Egon Schiele’nin otoportreleri çok ilginçtir. Kendi karanlık, sıkıntılı ve sorunlu iç dünyasını çok iyi bir şekilde yansıtır. Belki de bu otoportreleriydi onu Egon Schiele yapan çökmüş gözler, çıkık elmacık kemikleri, zayıf çelimsiz bir vücut yapısı, upuzun parmaklar ve “Vulcan selamı”nı andırır el işareti. Bu işaret “Uzay Yolu” dizisinin ünlü kahramanı Mr. Spock için “Uzun yaşa ve başarılı ol” anlamını taşıyordu. Ya Egon Schiele için?
1911’de Gustav Klimt’in de modeli, fakir bir ailenin kızı olan 17 yaşındaki Valezie Neuzil (Wally) ile tanışır ve annesinin memleketi olan Krumlov’a daha sonra da Neulengbach’a giderler. 1910 yılından sonra tanınmaya ve iyi para kazanmaya başlar. O yıllar kariyerindeki en verimli yıllardır fakat aynı şeyi hayatı için söyleyemeyiz.
Vlatava nehri kıyısındaki atölyesinde radikal nü resimleri yaparken model olarak kullandığı küçük kız çocukları başına dert açmış, mahkemede yargılanmasına ve hapis cezası almasına sebep olmuştur.
1915 yılında metal işleme ustası Johann Harms’ın kızı Edith ile evlenir ama Wally ile de ilişkisini bitirmek istemez. Ama bunu Wally kabul etmez ve kızılhaça hemşire olur. Wally 1917 yılında 23 yaşında kızıl hastalığından ölür.
Tod und Mâdchen isimli tablosunu 1915’te yapmıştır. Wally’den ayrılıp, Edith ile evlendiği dönemde yaptığı bu resimde erkek ölüm figüründe kendini, karşısındaki genç kız motifinde ise Wally’yi tasvir eder (Ölüm ve Genç Kız).
Bu resimde hayatının en depresif ve bunalımlı günlerini çok iyi anlatmıştır. Çizdiği insan figürleri hastalıklı, bunalımlı, yoksul ve kederlidir. Belki de bu resmi hayatının dönüm noktası olmuştur. Aynı isim altında 2016 yılında Egon Schiele’nin hayatı “Tod and Mâdchen” filmi ile beyaz perdeye aktarılmıştır.
I. Dünya Savaşının son yıllarında, savaşın her türlü zorluklarına rağmen Schiele sergiler açar, resimlerini satar iyi para kazanır ve eşiyle lüks bir hayat yaşamaya başlar.

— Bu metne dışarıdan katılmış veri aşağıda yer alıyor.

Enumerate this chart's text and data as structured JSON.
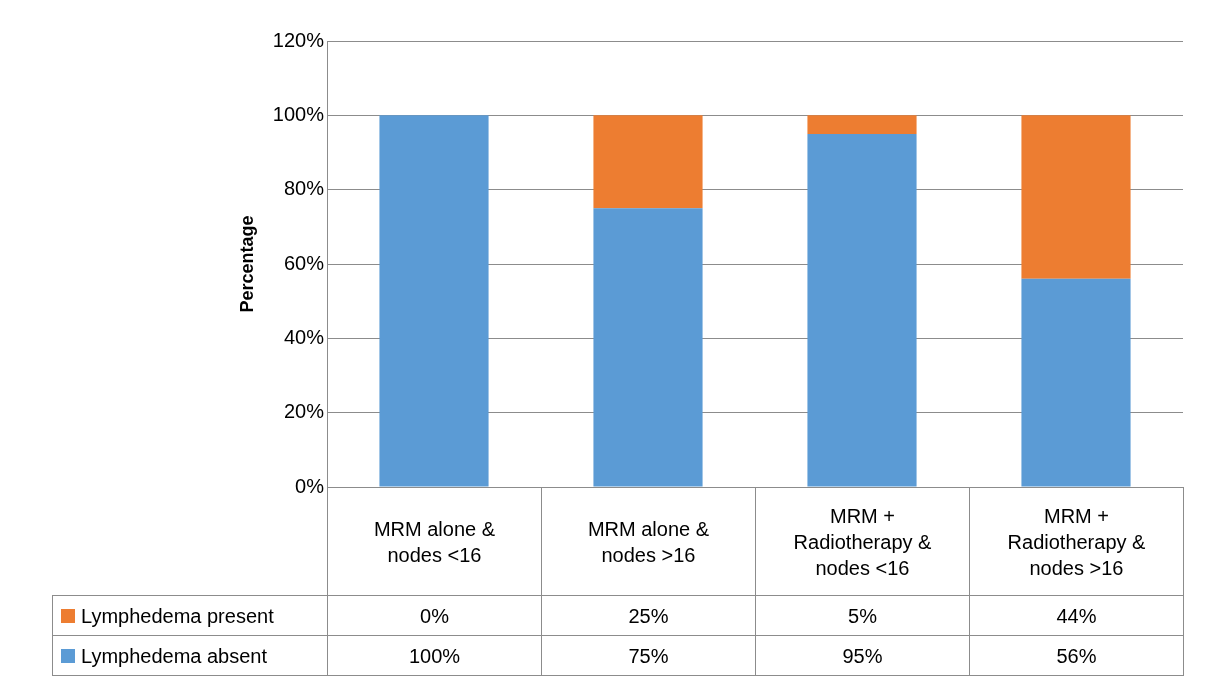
{
  "chart_data": {
    "type": "bar",
    "stacked": true,
    "ylabel": "Percentage",
    "categories": [
      "MRM alone & nodes <16",
      "MRM alone & nodes >16",
      "MRM + Radiotherapy & nodes <16",
      "MRM + Radiotherapy & nodes >16"
    ],
    "series": [
      {
        "name": "Lymphedema absent",
        "color": "#5b9bd5",
        "values": [
          100,
          75,
          95,
          56
        ],
        "value_labels": [
          "100%",
          "75%",
          "95%",
          "56%"
        ]
      },
      {
        "name": "Lymphedema present",
        "color": "#ed7d31",
        "values": [
          0,
          25,
          5,
          44
        ],
        "value_labels": [
          "0%",
          "25%",
          "5%",
          "44%"
        ]
      }
    ],
    "ylim": [
      0,
      120
    ],
    "yticks": [
      {
        "value": 0,
        "label": "0%"
      },
      {
        "value": 20,
        "label": "20%"
      },
      {
        "value": 40,
        "label": "40%"
      },
      {
        "value": 60,
        "label": "60%"
      },
      {
        "value": 80,
        "label": "80%"
      },
      {
        "value": 100,
        "label": "100%"
      },
      {
        "value": 120,
        "label": "120%"
      }
    ],
    "grid": "y",
    "legend": "bottom"
  }
}
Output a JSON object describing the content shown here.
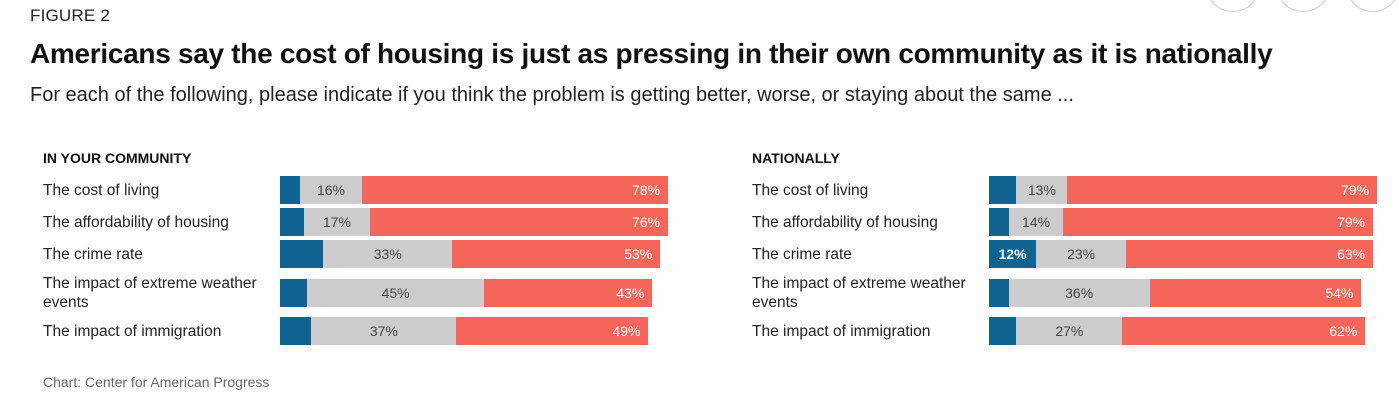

1918 yılında 49. Secession için açılacak sergiye baş ressam olarak seçilir. Ve serginin duyuru posterini kendisi hazırlar. Bu posterde İsa’nın son akşam yemeği tasvir edilmiştir. Bu dönemde narsist duygularına yenik düşerek İsa’nın yerine kendini koymuştur.
Savaştan sonra da çok aranan ve resimleri çok satan bir ressam olmuştur. Fakat 28 Ekim 1918’de eşi Edith 6 aylık hamile iken yakalandığı İspanyol gribine yenik düşer ve ölür. 3 gün sonra da aynı hastalıktan Egon Schiele 28 yaşında bu dünyaya veda eder.
Çok kısa hayatına çok şeyler sığdırmıştır ve genç yaşında dünyaca ünlü bir ressam olmayı başarmıştır. Ardında 3000’den fazla çizim, 300’e yakın tablo bırakmıştır. Kendine özgü bir estetik anlayışı vardır. Yapmış olduğu insan figürleri ve otoportrelerinde bunu çok iyi gözlemleyebiliyoruz.
Bunlar belki Avusturya burjuvazisine bir başkaldırıydı, belki insanoğlunun hiç bilemeyeceğimiz iç dünyasının apaçık dışavurumuydu. yani yalın gerçeklerdi. İlk bakışta eserleri ile ilgili olarak psikolojik anlamda farklı düşünceler içinde olabiliriz. Fakat daha dikkatli incelediğimizde resimlerinde çok anlamlı bir derinliğin olduğunu görürüz. İşte bu farktır 28 yaşında bu dünyadan ayrılmasına rağmen O’nu Egon Schiele yapan.